Shortly after, Unilever agreed to resume advertising on X, in order to get its name removed from the lawsuit. Then in January, X threatened to add other big-name brands into the action, essentially using it as a means to pressure them to resume their ad spend. In February, X added seven more big-name brands into the lawsuit.
Some advertisers have also suggested that X is now directly threatening that they’ll be added to the action as well, if they refuse to resume their ad spend, and again, with Elon also spending his days in the White House, and influencing government policy, there are real concerns that not returning to X could have serious business impacts, which could bring more ad partners back to the app.
Already, Amazon, Apple, and Kraft have resumed advertising on X, despite ongoing concerns around brand safety in ad placement.
Which puts X in a strange situation, in that it’s impossible to assess the potential of the app, without understanding the broader pressure that brands feel in avoiding the platform.
Which is why President Trump’s victory was so important to the app, because now, X and Musk exert an extra level of sway that could have a real impact on these brands, which may force them to spend with Musk to remain in his favor.

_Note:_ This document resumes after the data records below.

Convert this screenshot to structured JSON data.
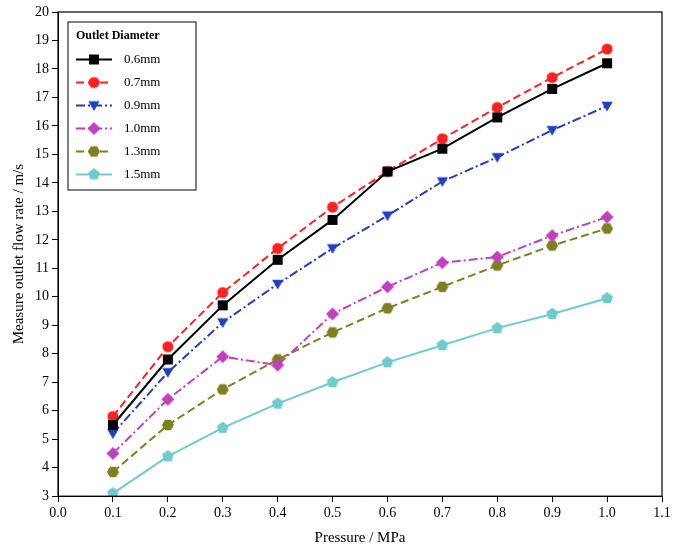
{
  "chart_data": {
    "type": "line",
    "xlabel": "Pressure / MPa",
    "ylabel": "Measure outlet flow rate / m/s",
    "legend_title": "Outlet Diameter",
    "legend": "upper left",
    "grid": false,
    "x": [
      0.1,
      0.2,
      0.3,
      0.4,
      0.5,
      0.6,
      0.7,
      0.8,
      0.9,
      1.0
    ],
    "xlim": [
      0,
      1.1
    ],
    "xticks": [
      {
        "value": 0,
        "label": "0.0"
      },
      0.1,
      0.2,
      0.3,
      0.4,
      0.5,
      0.6,
      0.7,
      0.8,
      0.9,
      {
        "value": 1,
        "label": "1.0"
      },
      1.1
    ],
    "ylim": [
      3,
      20
    ],
    "yticks": [
      3,
      4,
      5,
      6,
      7,
      8,
      9,
      10,
      11,
      12,
      13,
      14,
      15,
      16,
      17,
      18,
      19,
      20
    ],
    "series": [
      {
        "name": "0.6mm",
        "color": "#000000",
        "marker": "square",
        "line_style": "solid",
        "values": [
          5.5,
          7.8,
          9.7,
          11.3,
          12.7,
          14.4,
          15.2,
          16.3,
          17.3,
          18.2
        ]
      },
      {
        "name": "0.7mm",
        "color": "#ff2020",
        "marker": "circle",
        "line_style": "dashed",
        "values": [
          5.8,
          8.25,
          10.15,
          11.7,
          13.15,
          14.4,
          15.55,
          16.65,
          17.7,
          18.7
        ]
      },
      {
        "name": "0.9mm",
        "color": "#1f3fbf",
        "marker": "triangle-down",
        "line_style": "dashdot",
        "values": [
          5.2,
          7.35,
          9.1,
          10.45,
          11.7,
          12.85,
          14.05,
          14.9,
          15.85,
          16.7
        ]
      },
      {
        "name": "1.0mm",
        "color": "#c040c0",
        "marker": "diamond",
        "line_style": "dashdot",
        "values": [
          4.5,
          6.4,
          7.9,
          7.6,
          9.4,
          10.35,
          11.2,
          11.4,
          12.15,
          12.8
        ]
      },
      {
        "name": "1.3mm",
        "color": "#7f7f20",
        "marker": "hexagon",
        "line_style": "dashed",
        "values": [
          3.85,
          5.5,
          6.75,
          7.8,
          8.75,
          9.6,
          10.35,
          11.1,
          11.8,
          12.4
        ]
      },
      {
        "name": "1.5mm",
        "color": "#70cccc",
        "marker": "pentagon",
        "line_style": "solid",
        "values": [
          3.1,
          4.4,
          5.4,
          6.25,
          7.0,
          7.7,
          8.3,
          8.9,
          9.4,
          9.95
        ]
      }
    ]
  }
}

And with Musk’s xAI project is also raising funds, which could also drive additional income towards X (in paying for access to X data), X could be in a much better financial situation by this time next year, through implied pressure alone.
Make no mistake, a Trump loss would have been devastating for X, and may well have seen the app shut down this year. But now, everything is different, and that could see X have a significant turnaround, despite refusing to shift on previous brand concerns.